Arbeitskräftemangel in Deutschland droht sich bis 2036 massiv zu verschärfen
Anto StumpfArbeitskräftemangel in Deutschland droht sich bis 2036 massiv zu verschärfen
Eine neue Studie des Instituts der deutschen Wirtschaft (IW) warnt vor einem wachsenden Arbeitskräftemangel in Deutschland. Bis 2036 könnte das Land ein Defizit von 4,3 Millionen Beschäftigten verzeichnen – deutlich mehr als bisher prognostiziert.
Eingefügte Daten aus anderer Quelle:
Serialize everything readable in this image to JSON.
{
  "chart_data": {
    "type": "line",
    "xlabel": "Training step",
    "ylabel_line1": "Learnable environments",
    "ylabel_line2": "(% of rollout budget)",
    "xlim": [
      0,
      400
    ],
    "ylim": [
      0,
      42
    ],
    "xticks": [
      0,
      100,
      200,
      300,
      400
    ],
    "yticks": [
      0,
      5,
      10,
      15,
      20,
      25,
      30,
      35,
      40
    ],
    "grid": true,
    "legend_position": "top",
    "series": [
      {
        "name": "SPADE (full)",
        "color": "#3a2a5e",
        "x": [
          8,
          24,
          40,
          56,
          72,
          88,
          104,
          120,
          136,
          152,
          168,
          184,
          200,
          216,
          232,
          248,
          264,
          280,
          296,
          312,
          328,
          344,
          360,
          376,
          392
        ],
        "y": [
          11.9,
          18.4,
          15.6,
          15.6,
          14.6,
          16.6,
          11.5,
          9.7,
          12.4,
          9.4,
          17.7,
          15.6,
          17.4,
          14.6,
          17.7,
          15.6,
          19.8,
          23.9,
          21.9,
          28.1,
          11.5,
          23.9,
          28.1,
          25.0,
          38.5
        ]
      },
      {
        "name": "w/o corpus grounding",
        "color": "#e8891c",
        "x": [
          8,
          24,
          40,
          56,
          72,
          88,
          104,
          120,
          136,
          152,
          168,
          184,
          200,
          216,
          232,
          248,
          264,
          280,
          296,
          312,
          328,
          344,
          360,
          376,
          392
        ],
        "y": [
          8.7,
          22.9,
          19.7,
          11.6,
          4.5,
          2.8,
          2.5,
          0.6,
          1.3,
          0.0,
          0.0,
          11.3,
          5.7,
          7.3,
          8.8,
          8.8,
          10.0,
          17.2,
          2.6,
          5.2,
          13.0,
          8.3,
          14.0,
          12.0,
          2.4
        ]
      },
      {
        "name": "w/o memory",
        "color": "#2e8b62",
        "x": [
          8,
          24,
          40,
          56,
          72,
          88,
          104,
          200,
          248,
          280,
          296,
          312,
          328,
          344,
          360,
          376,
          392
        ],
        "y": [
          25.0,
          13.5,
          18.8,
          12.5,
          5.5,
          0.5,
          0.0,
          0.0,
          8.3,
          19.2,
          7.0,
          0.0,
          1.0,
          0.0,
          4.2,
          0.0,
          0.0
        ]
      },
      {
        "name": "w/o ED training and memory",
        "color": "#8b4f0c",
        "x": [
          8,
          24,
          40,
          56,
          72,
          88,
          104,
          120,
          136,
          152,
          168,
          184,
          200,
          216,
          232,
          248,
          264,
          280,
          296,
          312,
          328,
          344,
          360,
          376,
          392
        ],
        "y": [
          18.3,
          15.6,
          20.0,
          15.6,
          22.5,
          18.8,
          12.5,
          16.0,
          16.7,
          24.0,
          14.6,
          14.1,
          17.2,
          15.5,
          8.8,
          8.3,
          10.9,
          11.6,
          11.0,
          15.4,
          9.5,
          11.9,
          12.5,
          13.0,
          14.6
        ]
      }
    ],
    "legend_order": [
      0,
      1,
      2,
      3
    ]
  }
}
Die Ergebnisse unterstreichen dringende Herausforderungen für Wirtschaft und Politik gleichermaßen.
Wie aus dem noch unveröffentlichten Bericht des IW hervorgeht, hat sich die prognostizierte Lücke am Arbeitsmarkt stark verschärft. Noch 2024 war das Institut von einem Fehlbestand von knapp 3 Millionen Arbeitskräften bis 2040 ausgegangen. Nun wird ein Defizit von 4,3 Millionen bereits für 2036 erwartet – 1,3 Millionen mehr als bisher angenommen.
Bis 2036 könnte das potenzielle Arbeitskräfteangebot um 6,9 Prozent sinken, von 55 Millionen im Jahr 2025 auf 51,2 Millionen. Nur 9,8 Millionen Menschen werden in diesem Zeitraum ins erwerbsfähige Alter kommen, was die Knappheit weiter verschärft. Als Hauptgründe für die wachsende Lücke nennt der Bericht restriktive Migrationspolitik und ein nachlassendes Interesse an Deutschland als Arbeitsstandort.
Um gegenzusteuern, schlägt das IW vor, das Arbeitskräftepotenzial zu erweitern. Dazu gehören die verstärkte Anwerbung ausländischer Fachkräfte sowie die bessere Einbindung inländischer Gruppen wie Frauen mit Migrationshintergrund. Zudem empfiehlt die Studie, die individuellen Arbeitszeiten zu erhöhen und die Attraktivität von Jobs durch finanzielle Anreize zu steigern.
Zudem wird erwartet, dass die Bevölkerung Deutschlands bis 2045 um 2,9 Prozent auf etwa 81,1 Millionen sinkt. Der Arbeitskräftemangel könnte weitreichende Folgen für das Wirtschaftswachstum und die öffentlichen Dienstleistungen haben. Die Politik steht nun unter Druck, die Empfehlungen des Berichts umzusetzen.